What do you see if you do:

On host kili?

Also, can you show lxc config show --expanded <container name> and lxc storage volume list local?

Lesterpig commented 5 years ago

Thanks for your help!

lxc config show <container-name> --expanded
architecture: armv7l
config:
  boot.autostart.priority: "1"
  image.architecture: armhf
  image.description: Alpine 3.8 armhf (20181004_13:28)
  image.os: Alpine
  image.release: "3.8"
  image.serial: "20181004_13:28"
  limits.memory: 256MB
  limits.memory.swap: "false"
  volatile.base_image: b1f25d332abc823609988e9b4524e9c016fc8c088249561d3a2fd8e2d2568985
  volatile.eth0.host_name: veth7e26223d
  volatile.eth0.hwaddr: 00:16:3e:28:17:cd
  volatile.idmap.base: "0"
  volatile.idmap.current: '[{"Isuid":true,"Isgid":true,"Hostid":1000000,"Nsid":0,"Maprange":1000000000}]'
  volatile.idmap.next: '[{"Isuid":true,"Isgid":true,"Hostid":1000000,"Nsid":0,"Maprange":1000000000}]'
  volatile.last_state.idmap: '[{"Isuid":true,"Isgid":true,"Hostid":1000000,"Nsid":0,"Maprange":1000000000}]'
devices:
  eth0:
    name: eth0
    nictype: bridged
    parent: moria2
    type: nic
  <dev-name>:
    path: /mnt
    pool: local
    source: <dev-name>
    type: disk
  root:
    path: /
    pool: local
    size: 10GB
    type: disk
ephemeral: false
profiles:
- default
stateful: false
description: ""
container,<container-name>,,1,kili
custom,<dev-name>,,1,kili

I restarted lxc multiple time, killing remaining processes (lxcfs) when needed, but this completely crashed my cluster: all containers in STOPPED state, unable to start with the aforementioned issue.

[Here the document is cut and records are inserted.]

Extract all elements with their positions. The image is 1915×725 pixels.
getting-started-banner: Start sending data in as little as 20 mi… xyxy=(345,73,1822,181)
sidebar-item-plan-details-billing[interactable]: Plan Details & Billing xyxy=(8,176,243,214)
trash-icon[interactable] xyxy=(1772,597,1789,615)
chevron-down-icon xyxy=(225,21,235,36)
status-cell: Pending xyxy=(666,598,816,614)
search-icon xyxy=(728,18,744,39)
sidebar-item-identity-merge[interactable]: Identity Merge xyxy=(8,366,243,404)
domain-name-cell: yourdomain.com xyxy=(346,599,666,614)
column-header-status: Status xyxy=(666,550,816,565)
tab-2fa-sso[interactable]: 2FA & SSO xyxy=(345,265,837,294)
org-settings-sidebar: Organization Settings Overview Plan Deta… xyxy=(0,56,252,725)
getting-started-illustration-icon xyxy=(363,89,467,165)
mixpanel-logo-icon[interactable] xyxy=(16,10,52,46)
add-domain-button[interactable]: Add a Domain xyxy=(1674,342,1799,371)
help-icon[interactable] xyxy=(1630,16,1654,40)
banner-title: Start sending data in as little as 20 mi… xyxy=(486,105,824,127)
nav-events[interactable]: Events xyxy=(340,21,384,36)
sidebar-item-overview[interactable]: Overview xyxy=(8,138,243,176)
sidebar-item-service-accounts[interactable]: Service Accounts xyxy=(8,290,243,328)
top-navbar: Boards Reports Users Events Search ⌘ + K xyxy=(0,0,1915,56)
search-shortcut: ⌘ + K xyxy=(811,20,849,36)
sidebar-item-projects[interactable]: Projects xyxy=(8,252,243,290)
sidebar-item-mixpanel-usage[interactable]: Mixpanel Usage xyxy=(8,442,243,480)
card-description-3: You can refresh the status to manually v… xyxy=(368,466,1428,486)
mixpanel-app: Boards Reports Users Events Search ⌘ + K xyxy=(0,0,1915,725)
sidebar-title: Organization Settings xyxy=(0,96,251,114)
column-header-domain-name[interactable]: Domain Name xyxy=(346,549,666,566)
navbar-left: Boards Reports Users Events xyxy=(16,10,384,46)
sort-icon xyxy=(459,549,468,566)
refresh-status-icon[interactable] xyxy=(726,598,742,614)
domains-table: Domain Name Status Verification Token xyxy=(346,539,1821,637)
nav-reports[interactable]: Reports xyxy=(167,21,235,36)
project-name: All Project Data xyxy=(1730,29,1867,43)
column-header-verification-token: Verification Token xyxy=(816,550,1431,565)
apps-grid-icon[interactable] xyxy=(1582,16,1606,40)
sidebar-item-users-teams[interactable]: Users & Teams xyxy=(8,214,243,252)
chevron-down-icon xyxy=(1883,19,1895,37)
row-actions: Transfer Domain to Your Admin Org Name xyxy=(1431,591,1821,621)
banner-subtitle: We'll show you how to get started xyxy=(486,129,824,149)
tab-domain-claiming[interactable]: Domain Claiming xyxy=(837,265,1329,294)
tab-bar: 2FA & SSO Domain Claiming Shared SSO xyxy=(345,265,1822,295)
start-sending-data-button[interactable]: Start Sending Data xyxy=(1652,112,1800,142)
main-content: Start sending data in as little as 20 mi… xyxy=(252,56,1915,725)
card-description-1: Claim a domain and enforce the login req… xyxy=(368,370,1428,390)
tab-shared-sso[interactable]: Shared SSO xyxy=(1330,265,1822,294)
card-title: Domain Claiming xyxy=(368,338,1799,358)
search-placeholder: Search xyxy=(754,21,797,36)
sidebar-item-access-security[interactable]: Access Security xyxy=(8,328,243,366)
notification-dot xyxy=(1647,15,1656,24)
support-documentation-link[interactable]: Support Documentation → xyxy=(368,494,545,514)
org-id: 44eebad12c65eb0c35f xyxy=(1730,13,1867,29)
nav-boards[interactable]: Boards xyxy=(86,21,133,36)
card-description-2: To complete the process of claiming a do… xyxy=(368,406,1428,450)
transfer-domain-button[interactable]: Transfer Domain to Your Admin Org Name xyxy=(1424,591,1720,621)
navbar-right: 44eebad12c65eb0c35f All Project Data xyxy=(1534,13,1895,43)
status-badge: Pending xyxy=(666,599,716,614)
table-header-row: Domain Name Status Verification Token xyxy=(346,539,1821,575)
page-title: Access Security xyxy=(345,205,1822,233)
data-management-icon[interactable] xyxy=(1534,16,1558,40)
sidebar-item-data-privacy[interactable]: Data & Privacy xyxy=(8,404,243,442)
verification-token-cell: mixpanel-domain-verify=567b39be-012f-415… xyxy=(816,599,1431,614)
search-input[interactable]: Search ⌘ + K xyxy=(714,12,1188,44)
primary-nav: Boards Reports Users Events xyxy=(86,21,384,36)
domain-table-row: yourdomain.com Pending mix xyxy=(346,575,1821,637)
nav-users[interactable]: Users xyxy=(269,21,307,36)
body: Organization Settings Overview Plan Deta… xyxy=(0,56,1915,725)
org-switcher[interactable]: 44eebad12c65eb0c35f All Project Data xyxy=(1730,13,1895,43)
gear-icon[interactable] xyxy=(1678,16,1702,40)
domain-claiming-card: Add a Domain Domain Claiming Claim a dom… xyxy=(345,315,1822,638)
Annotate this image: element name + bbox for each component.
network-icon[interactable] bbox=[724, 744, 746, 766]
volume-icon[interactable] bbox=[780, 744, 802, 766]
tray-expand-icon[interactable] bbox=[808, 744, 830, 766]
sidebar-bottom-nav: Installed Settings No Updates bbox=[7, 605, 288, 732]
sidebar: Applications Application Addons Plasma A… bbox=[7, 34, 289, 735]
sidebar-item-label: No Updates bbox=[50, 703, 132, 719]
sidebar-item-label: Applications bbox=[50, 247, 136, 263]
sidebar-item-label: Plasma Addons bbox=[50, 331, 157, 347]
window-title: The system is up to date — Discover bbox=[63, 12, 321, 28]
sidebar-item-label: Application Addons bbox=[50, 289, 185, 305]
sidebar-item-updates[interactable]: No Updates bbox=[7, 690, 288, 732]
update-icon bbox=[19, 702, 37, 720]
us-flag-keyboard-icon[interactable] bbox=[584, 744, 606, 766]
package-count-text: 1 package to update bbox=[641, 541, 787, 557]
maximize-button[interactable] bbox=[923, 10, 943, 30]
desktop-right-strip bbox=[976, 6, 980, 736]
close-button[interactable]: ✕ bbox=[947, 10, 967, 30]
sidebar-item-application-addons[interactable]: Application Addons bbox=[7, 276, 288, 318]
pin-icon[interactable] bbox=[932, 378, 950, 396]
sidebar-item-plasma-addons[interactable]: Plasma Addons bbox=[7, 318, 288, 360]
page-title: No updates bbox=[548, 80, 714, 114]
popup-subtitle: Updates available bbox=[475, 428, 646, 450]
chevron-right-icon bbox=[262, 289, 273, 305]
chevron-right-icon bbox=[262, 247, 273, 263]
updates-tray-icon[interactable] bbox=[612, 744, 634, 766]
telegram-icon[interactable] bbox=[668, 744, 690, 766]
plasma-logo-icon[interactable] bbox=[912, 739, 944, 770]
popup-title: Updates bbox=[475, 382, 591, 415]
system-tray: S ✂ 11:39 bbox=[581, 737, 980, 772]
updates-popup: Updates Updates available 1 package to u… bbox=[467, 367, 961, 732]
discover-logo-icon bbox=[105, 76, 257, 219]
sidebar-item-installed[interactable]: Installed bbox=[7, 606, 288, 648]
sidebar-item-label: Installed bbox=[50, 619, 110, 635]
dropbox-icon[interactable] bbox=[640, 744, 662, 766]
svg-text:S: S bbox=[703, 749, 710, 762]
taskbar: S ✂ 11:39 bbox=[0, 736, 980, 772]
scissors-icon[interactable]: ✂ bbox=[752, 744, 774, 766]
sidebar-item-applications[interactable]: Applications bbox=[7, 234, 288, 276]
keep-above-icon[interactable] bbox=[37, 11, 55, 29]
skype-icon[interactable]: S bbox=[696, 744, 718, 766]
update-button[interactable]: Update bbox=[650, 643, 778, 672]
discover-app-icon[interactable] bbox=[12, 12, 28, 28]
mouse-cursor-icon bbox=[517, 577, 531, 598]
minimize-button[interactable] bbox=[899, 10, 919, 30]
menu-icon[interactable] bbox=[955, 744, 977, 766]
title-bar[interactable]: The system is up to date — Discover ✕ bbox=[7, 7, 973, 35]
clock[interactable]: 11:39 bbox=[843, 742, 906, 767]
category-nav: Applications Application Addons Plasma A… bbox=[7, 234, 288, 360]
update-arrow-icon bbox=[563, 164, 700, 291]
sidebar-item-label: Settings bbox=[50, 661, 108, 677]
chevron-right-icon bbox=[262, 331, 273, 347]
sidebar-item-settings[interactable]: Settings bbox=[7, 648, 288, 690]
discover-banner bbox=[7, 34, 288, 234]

So, I went the hard way by rebooting all nodes: this solved the issue

So at the end I think snap did not manage to remount the storage pool after upgrade and multiple restarts. Not sure if this is a bug, please close the issue if appropriate. :+1:

stgraber commented 5 years ago

Ah, ok, so hopefully this was the mount propagation issue we fixed in the snap packaging a bit over a week ago and now that you've restarted those systems, the mount table makes sense again and things will behave going forward.